Stability in oscillators

The oscillator is a critical component of many types of electronic equipment. Transmitters are one obvious example of a critical application, but virtually all receivers — including TV’s, operating on the superheterodyne principle — mix a local oscillator with the radio-frequency (RF) signal to produce a more manageable intermediate carrier wave.

Other oscillator applications include radiation therapy, music synthesizers and digital clocks.

Of course, both waveform integrity and frequency stability are necessary for successful oscillator operation. Besides component aging and sudden trauma, thermal effects are a principle cause of poor oscillator performance. Equipment designs can incorporate active cooling, shielding and spatial separation to counter heat rise.

Oscillators like to see a high-impedance load for optimum reliability, so this factor should strongly influence over-all equipment architecture. Where it is not necessary to change frequency during the ordinary course of operation, a quartz crystal can be used rather than a resonant LC circuit. The quartz crystal, due to its piezoelectric properties, will ring at a relatively uniform rate as long as temperature doesn’t vary too much. For highly critical applications, low-heat ovens are used so there is little temperature variation.

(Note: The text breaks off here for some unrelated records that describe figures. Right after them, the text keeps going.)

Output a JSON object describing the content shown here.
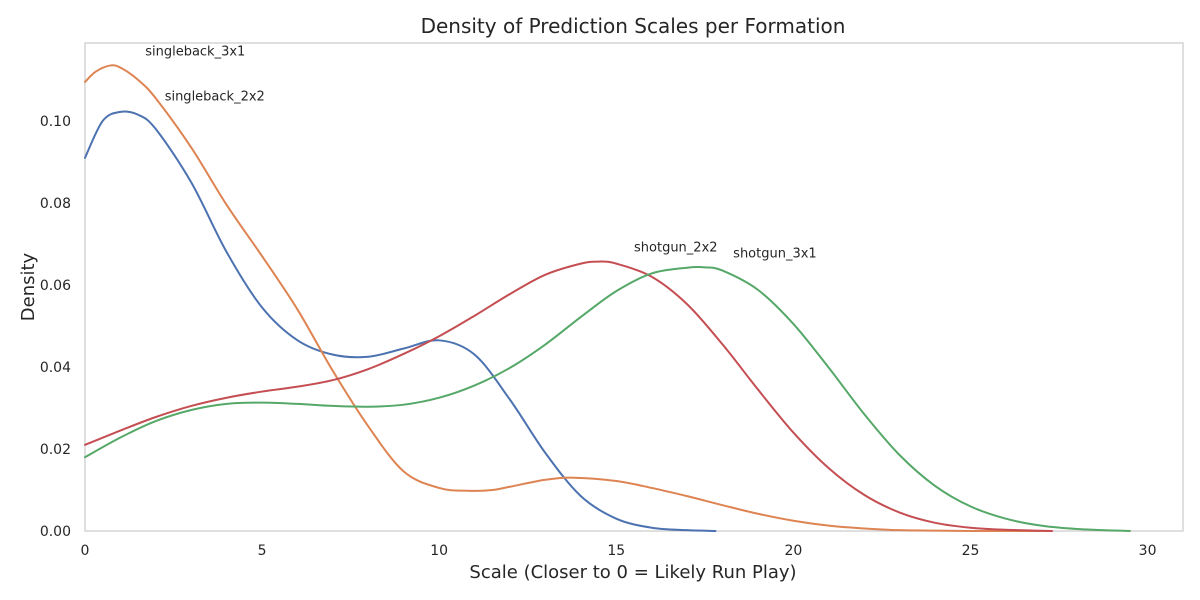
{
  "chart_data": {
    "type": "line",
    "title": "Density of Prediction Scales per Formation",
    "xlabel": "Scale (Closer to 0 = Likely Run Play)",
    "ylabel": "Density",
    "xlim": [
      0,
      31
    ],
    "ylim": [
      0,
      0.119
    ],
    "xticks": [
      0,
      5,
      10,
      15,
      20,
      25,
      30
    ],
    "yticks": [
      0.0,
      0.02,
      0.04,
      0.06,
      0.08,
      0.1
    ],
    "ytick_labels": [
      "0.00",
      "0.02",
      "0.04",
      "0.06",
      "0.08",
      "0.10"
    ],
    "grid": false,
    "series": [
      {
        "name": "singleback_2x2",
        "color": "#4c72b0",
        "x": [
          0,
          0.5,
          1,
          1.5,
          2,
          3,
          4,
          5,
          6,
          7,
          8,
          9,
          10,
          11,
          12,
          13,
          14,
          15,
          16,
          17,
          17.8
        ],
        "y": [
          0.091,
          0.1,
          0.1022,
          0.1015,
          0.098,
          0.085,
          0.068,
          0.0545,
          0.0465,
          0.043,
          0.0425,
          0.0445,
          0.0465,
          0.043,
          0.032,
          0.019,
          0.0085,
          0.003,
          0.0008,
          0.0002,
          0.0
        ]
      },
      {
        "name": "singleback_3x1",
        "color": "#dd8452",
        "x": [
          0,
          0.3,
          0.7,
          1,
          1.5,
          2,
          3,
          4,
          5,
          6,
          7,
          8,
          9,
          10,
          10.8,
          11.5,
          12,
          13,
          13.8,
          15,
          16,
          17,
          18,
          19,
          20,
          21,
          22,
          23,
          24,
          25,
          26,
          27.3
        ],
        "y": [
          0.1095,
          0.112,
          0.1135,
          0.113,
          0.11,
          0.1055,
          0.0935,
          0.0795,
          0.067,
          0.054,
          0.039,
          0.0255,
          0.0145,
          0.0105,
          0.0098,
          0.01,
          0.0108,
          0.0125,
          0.013,
          0.0122,
          0.0105,
          0.0085,
          0.0063,
          0.0042,
          0.0025,
          0.0013,
          0.0006,
          0.0002,
          0.0001,
          0.0,
          0.0,
          0.0
        ]
      },
      {
        "name": "shotgun_2x2",
        "color": "#c44e52",
        "x": [
          0,
          1,
          2,
          3,
          4,
          5,
          6,
          7,
          8,
          9,
          10,
          11,
          12,
          13,
          14,
          14.5,
          15,
          16,
          17,
          18,
          19,
          20,
          21,
          22,
          23,
          24,
          25,
          26,
          27.3
        ],
        "y": [
          0.021,
          0.0245,
          0.0278,
          0.0305,
          0.0325,
          0.034,
          0.0352,
          0.0368,
          0.0395,
          0.0432,
          0.0475,
          0.0525,
          0.0578,
          0.0625,
          0.0652,
          0.0657,
          0.0652,
          0.062,
          0.0553,
          0.0455,
          0.0345,
          0.024,
          0.0153,
          0.0088,
          0.0045,
          0.002,
          0.0008,
          0.0003,
          0.0
        ]
      },
      {
        "name": "shotgun_3x1",
        "color": "#55a868",
        "x": [
          0,
          1,
          2,
          3,
          4,
          5,
          6,
          7,
          8,
          9,
          10,
          11,
          12,
          13,
          14,
          15,
          16,
          17,
          17.5,
          18,
          19,
          20,
          21,
          22,
          23,
          24,
          25,
          26,
          27,
          28,
          29.5
        ],
        "y": [
          0.018,
          0.0228,
          0.0268,
          0.0295,
          0.031,
          0.0313,
          0.031,
          0.0305,
          0.0303,
          0.0308,
          0.0325,
          0.0355,
          0.0398,
          0.0455,
          0.0522,
          0.0585,
          0.0628,
          0.0642,
          0.0643,
          0.0635,
          0.0588,
          0.0505,
          0.0398,
          0.0285,
          0.0185,
          0.011,
          0.006,
          0.003,
          0.0013,
          0.0005,
          0.0
        ]
      }
    ],
    "annotations": [
      {
        "text": "singleback_3x1",
        "x": 1.7,
        "y": 0.1135
      },
      {
        "text": "singleback_2x2",
        "x": 2.25,
        "y": 0.1025
      },
      {
        "text": "shotgun_2x2",
        "x": 15.5,
        "y": 0.0657
      },
      {
        "text": "shotgun_3x1",
        "x": 18.3,
        "y": 0.0643
      }
    ]
  }
}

pierce oscillator — In a simple Pierce oscillator, R forces the inverter into its linear region of operation and causes it to function as a high-gain inverting amplifier. The crystal combined with C1 and C2 forms a pi network band-pass filter which provides a 180-degree phase shift and a voltage gain from the output to input at about the resonant frequency of the crystal. The 180-degree phase shift from the pi network and the negative gain from the inverter give a positive feedback that makes the bias point set by R unstable and leading to oscillation.

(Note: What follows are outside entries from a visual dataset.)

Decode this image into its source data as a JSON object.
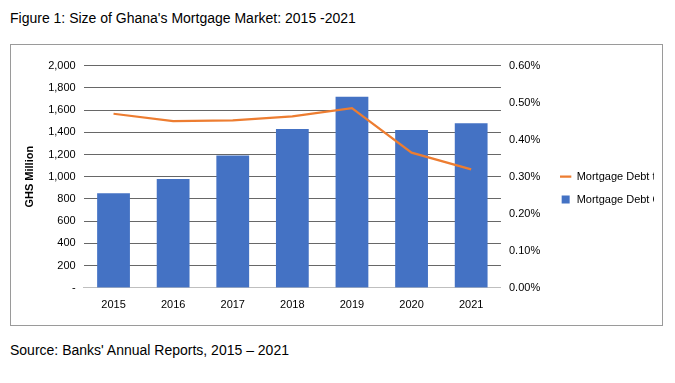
{
  "chart_data": {
    "type": "bar",
    "title": "Figure 1: Size of Ghana's Mortgage Market: 2015 -2021",
    "source": "Source: Banks' Annual Reports, 2015 – 2021",
    "ylabel": "GHS Million",
    "categories": [
      "2015",
      "2016",
      "2017",
      "2018",
      "2019",
      "2020",
      "2021"
    ],
    "series": [
      {
        "name": "Mortgage Debt Outstanding",
        "type": "bar",
        "color": "#4472c4",
        "values": [
          850,
          980,
          1190,
          1430,
          1720,
          1420,
          1480
        ]
      },
      {
        "name": "Mortgage Debt to GDP Ratio",
        "type": "line",
        "color": "#ed7d31",
        "axis": "y2",
        "marker": "none",
        "values": [
          0.47,
          0.45,
          0.452,
          0.463,
          0.485,
          0.365,
          0.32
        ]
      }
    ],
    "ylim": [
      0,
      2000
    ],
    "yticks": [
      {
        "value": 0,
        "label": "-"
      },
      {
        "value": 200,
        "label": "200"
      },
      {
        "value": 400,
        "label": "400"
      },
      {
        "value": 600,
        "label": "600"
      },
      {
        "value": 800,
        "label": "800"
      },
      {
        "value": 1000,
        "label": "1,000"
      },
      {
        "value": 1200,
        "label": "1,200"
      },
      {
        "value": 1400,
        "label": "1,400"
      },
      {
        "value": 1600,
        "label": "1,600"
      },
      {
        "value": 1800,
        "label": "1,800"
      },
      {
        "value": 2000,
        "label": "2,000"
      }
    ],
    "y2lim": [
      0,
      0.6
    ],
    "y2ticks": [
      {
        "value": 0,
        "label": "0.00%"
      },
      {
        "value": 0.1,
        "label": "0.10%"
      },
      {
        "value": 0.2,
        "label": "0.20%"
      },
      {
        "value": 0.3,
        "label": "0.30%"
      },
      {
        "value": 0.4,
        "label": "0.40%"
      },
      {
        "value": 0.5,
        "label": "0.50%"
      },
      {
        "value": 0.6,
        "label": "0.60%"
      }
    ],
    "grid": true,
    "legend": "right"
  }
}
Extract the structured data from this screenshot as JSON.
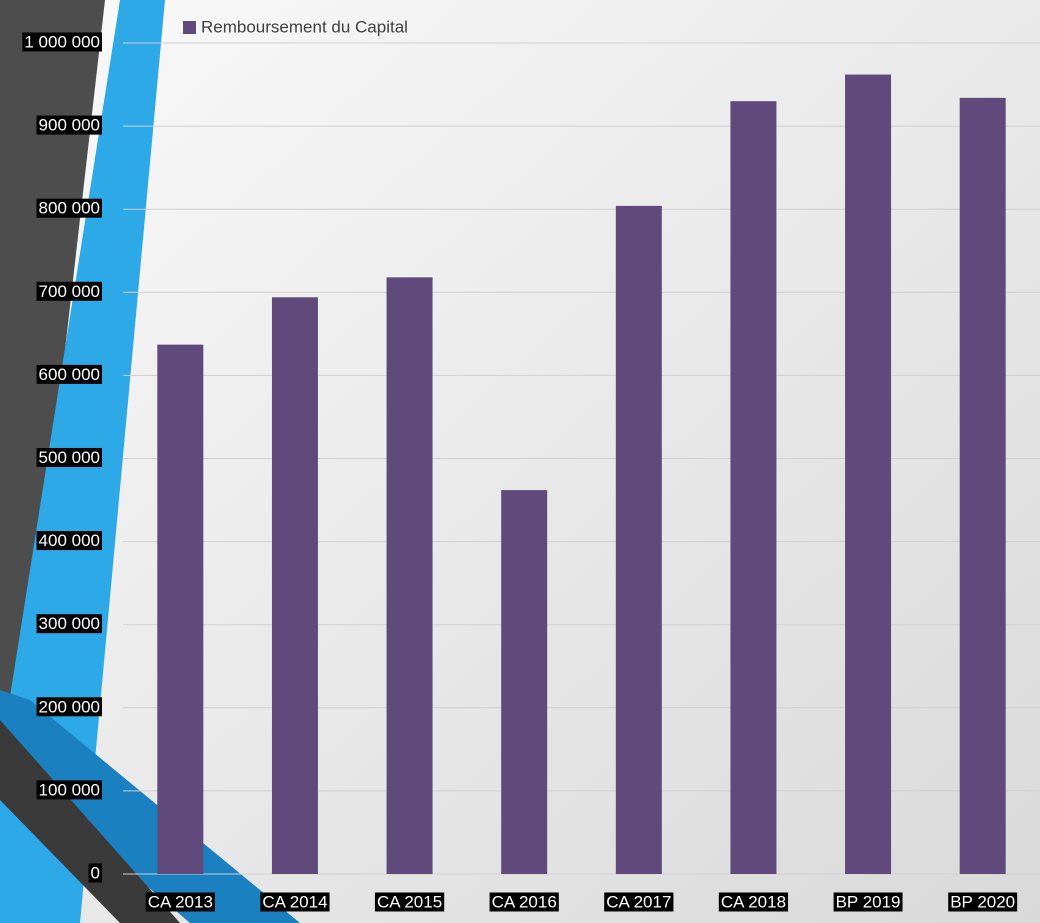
{
  "chart_data": {
    "type": "bar",
    "categories": [
      "CA 2013",
      "CA 2014",
      "CA 2015",
      "CA 2016",
      "CA 2017",
      "CA 2018",
      "BP 2019",
      "BP 2020"
    ],
    "series": [
      {
        "name": "Remboursement du Capital",
        "color": "#604a7b",
        "values": [
          637000,
          694000,
          718000,
          462000,
          804000,
          930000,
          962000,
          934000
        ]
      }
    ],
    "ylim": [
      0,
      1000000
    ],
    "yticks": [
      0,
      {
        "value": 100000,
        "label": "100 000"
      },
      {
        "value": 200000,
        "label": "200 000"
      },
      {
        "value": 300000,
        "label": "300 000"
      },
      {
        "value": 400000,
        "label": "400 000"
      },
      {
        "value": 500000,
        "label": "500 000"
      },
      {
        "value": 600000,
        "label": "600 000"
      },
      {
        "value": 700000,
        "label": "700 000"
      },
      {
        "value": 800000,
        "label": "800 000"
      },
      {
        "value": 900000,
        "label": "900 000"
      },
      {
        "value": 1000000,
        "label": "1 000 000"
      }
    ],
    "grid": true
  }
}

reinartz lc oscillator — Reinartz oscillators use positive feedback from a transformer. In this example collector and emitter signals are coupled to a tank circuit that oscillates at a frequency set by the LC values.

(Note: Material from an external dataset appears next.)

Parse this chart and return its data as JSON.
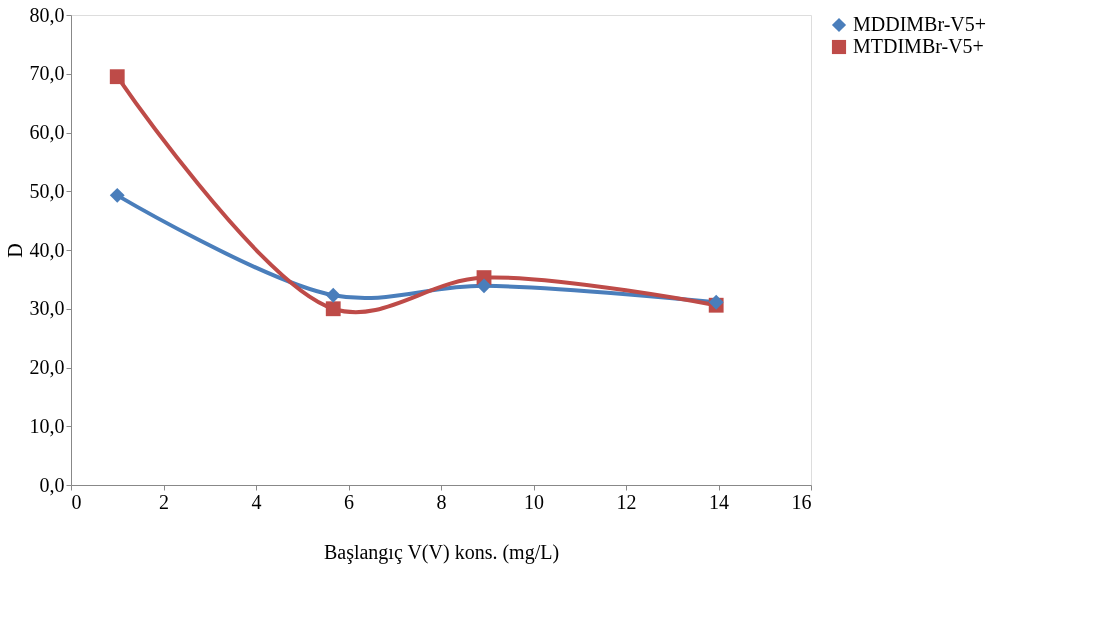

Examples of crystal oscillators are the Pierce circuit, Reinartz circuit and the variable frequency crystal oscillator. Conventional oscillators with electronic resonant frequency circuits employ various combinations of coils, capacitors and solid-state devices to create wave action.

phase lock loop — A phase-locked loop tries to lock to the phase of an accurate input signal through the use of negative feedback. A PLL consists of a phase detector, a loop filter, and a voltage controlled oscillator (VCO). The phase detector compares the phase of the output signal to the phase of the reference signal. If there is a phase dierence between the two, it generates
an output voltage proportional to the phase error of the two signals. This output voltage passes through the loop filter and then is an input to the VCO which controls the output frequency. This self correcting
technique forces the output signal to be in phase with the reference signal. When both signals are synchronized the PLL is said to be in lock condition. The phase error between the two signals is zero or almost zero at this point.

The phase-locked loop (PLL) frequency synthesizer has a programmable divider, phase comparator and reference oscillator. This arrangement permits the output of a voltage-controlled oscillator (VCO) to be divided by an integer so as to output an array of frequencies. If there is frequency drift, the phase comparator produces a dc error voltage. This feedback loop stabilizes the VCO frequency.

Audio frequency (AF) oscillators are the source of various chimes, beeps and wails that are so much a part of everyday life – everything from an ambulance siren to children’s toys that play musical tunes. A common setup is to use a resistance-capacitance circuit to generate the tone. Distinctive sounds can be produced by varying the amplitude of the harmonics that are part of all waveforms that are not perfect sine waves.

An IC widely used over the years has been the 555 relaxation oscillator. When the device receives a trigger input, the output goes high and remains so until the threshold input is heated up, whereupon the output goes low. To activate the trigger, apply a voltage that is one-third the power supply voltage, and to activate the threshold, apply two thirds the supply voltage.

555 astable multivibrator — To get the 555 oscillating it is necessary to continuously re-trigger the chip after every timing cycle. This re-triggering comes about by connecting the trigger input (pin 2) and the threshold input (pin 6) together.

The 555 in the astable mode will output a nice clean square wave. A 555 operating at slow speeds is often what makes all those blinking lights in our homes. At high speeds it works as a logic clock. At intermediate speeds it is an audio oscillator. In bistable mode, because of the latching action, it makes possible synthesis of a bounce-free switch.